One of the strangest things happening in the bond market is that a Treasury maturing in 30 years is now paying a lower yield than one maturing in 20 years. Usually, investors want to be paid more to make up for the additional risk that a surge in inflation could erode its value, among other things.
This anomaly, called an “inversion,” is in a corner of the bond market that’s not as closely followed as others. It also may just be a result of some technical trading.
In other areas of the market where an inversion has historically been a predictor of recession, there is no such anomaly. But the breathing room is shrinking as yields converge in what’s called a “flattening.”
When investors sell bonds, the price falls and the yield rises. When investors are feeling more pessimistic about the economy’s long-run prospects, they tend to buy long-term Treasurys, which pushes down their yields.
Shorter-term yields have been rising on expectations that the Federal Reserve may hike its key overnight rate next year for the first time since 2018. The two-year Treasury yield, for example, has more than doubled to 0.50%, as of Wednesday morning, from 0.21% in late September.
With inflation high and the job market gaining steam, investors are pricing in a better than 50% probability that the Fed raises rates at least twice in 2022 from their current record low.
A report on Wednesday showed year-over-year inflation at the consumer level soared last month to its highest level since 1990.
Longer-term yields, meanwhile, move more on expectations for future economic growth and inflation than on imminent moves by the Fed. They have been erratic in recent weeks, but the gap between them and two-year Treasurys has been narrowing.
The 10-year yield, for example, was yielding about 0.99 percentage points more than the two-year Treasury on Wednesday morning. That’s a narrower gap than the 1.46 percentage point spread of roughly six months ago.

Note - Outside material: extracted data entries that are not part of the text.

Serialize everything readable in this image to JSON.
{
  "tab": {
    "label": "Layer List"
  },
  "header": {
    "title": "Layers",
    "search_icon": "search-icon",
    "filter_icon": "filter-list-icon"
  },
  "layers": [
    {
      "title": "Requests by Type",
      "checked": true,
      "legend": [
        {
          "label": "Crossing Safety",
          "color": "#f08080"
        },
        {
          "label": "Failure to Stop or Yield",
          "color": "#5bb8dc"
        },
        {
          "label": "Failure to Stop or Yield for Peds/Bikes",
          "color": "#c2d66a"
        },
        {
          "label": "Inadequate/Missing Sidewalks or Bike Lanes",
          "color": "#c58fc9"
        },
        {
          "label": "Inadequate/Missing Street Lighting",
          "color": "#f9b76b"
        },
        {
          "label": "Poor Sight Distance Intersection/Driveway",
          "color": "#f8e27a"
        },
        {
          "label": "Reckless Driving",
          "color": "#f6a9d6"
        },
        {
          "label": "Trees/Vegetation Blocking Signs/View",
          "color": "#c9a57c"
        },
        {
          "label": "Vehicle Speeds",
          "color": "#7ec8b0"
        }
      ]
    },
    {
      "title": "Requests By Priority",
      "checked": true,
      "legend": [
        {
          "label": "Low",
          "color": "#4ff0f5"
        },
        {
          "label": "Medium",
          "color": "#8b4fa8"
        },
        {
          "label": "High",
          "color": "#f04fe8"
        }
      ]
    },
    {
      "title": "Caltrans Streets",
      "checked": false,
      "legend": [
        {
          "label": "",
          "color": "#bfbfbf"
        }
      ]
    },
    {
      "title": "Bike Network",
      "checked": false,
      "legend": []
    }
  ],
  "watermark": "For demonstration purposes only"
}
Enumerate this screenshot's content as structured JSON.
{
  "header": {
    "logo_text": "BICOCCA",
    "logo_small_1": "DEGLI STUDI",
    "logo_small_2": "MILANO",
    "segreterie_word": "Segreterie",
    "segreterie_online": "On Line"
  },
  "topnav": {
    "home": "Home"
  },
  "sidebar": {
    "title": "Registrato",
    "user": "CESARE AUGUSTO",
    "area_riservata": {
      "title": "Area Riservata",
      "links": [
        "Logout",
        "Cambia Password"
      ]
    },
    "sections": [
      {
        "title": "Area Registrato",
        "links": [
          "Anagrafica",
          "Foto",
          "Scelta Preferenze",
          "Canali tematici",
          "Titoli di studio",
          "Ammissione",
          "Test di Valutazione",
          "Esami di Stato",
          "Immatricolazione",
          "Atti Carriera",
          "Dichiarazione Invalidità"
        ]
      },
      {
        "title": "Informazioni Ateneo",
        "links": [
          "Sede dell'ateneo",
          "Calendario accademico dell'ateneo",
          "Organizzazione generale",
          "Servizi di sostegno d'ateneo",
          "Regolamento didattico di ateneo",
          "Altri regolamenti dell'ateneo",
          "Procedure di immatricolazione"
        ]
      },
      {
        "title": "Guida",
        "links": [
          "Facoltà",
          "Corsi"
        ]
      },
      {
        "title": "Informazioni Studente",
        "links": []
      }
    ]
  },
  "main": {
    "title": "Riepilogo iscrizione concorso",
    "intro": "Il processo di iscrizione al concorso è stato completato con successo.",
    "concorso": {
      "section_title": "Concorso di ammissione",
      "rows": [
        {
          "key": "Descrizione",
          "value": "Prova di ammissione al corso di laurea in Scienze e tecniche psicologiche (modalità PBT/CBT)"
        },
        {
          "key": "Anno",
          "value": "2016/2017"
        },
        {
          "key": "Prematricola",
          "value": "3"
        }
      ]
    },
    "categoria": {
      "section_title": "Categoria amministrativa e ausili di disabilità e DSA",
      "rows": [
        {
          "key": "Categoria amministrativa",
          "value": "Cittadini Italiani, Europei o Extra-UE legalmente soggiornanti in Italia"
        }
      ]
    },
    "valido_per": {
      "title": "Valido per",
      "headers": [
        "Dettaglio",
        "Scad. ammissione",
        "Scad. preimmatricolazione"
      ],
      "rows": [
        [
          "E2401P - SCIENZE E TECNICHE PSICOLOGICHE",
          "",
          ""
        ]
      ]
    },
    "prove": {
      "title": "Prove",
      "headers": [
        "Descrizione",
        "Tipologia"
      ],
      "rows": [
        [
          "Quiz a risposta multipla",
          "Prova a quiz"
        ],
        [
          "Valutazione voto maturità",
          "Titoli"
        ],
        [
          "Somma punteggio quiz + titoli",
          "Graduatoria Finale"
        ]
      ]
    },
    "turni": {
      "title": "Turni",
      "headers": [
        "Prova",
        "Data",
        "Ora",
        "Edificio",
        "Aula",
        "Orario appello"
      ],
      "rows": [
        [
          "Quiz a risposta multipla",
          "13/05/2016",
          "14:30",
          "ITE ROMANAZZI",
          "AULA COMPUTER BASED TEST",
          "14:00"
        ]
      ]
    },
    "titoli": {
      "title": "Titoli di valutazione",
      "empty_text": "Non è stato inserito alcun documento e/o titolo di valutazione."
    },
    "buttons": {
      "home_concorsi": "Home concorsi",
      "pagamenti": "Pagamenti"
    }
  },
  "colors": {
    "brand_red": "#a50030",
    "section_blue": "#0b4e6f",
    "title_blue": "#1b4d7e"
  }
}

A big reason is that yields for longer-term Treasurys have been dropping after adjusting for inflation. That can be seen in yields for Treasury Inflation Protected Securities, whose payments rise and fall with the Consumer Price Index but are currently offering negative yields.
The 10-year yield on such inflation-protected Treasurys closed on Tuesday at negative 1.195%, a record low, according to Tradeweb. That could be an indication that bond investors are lowering their expectations for the economy’s future growth and how high interest rates will end up far in the future, as the U.S. population ages.
At the same time, though, technical factors such as movements in international bond markets could also be muddying the picture, analysts say.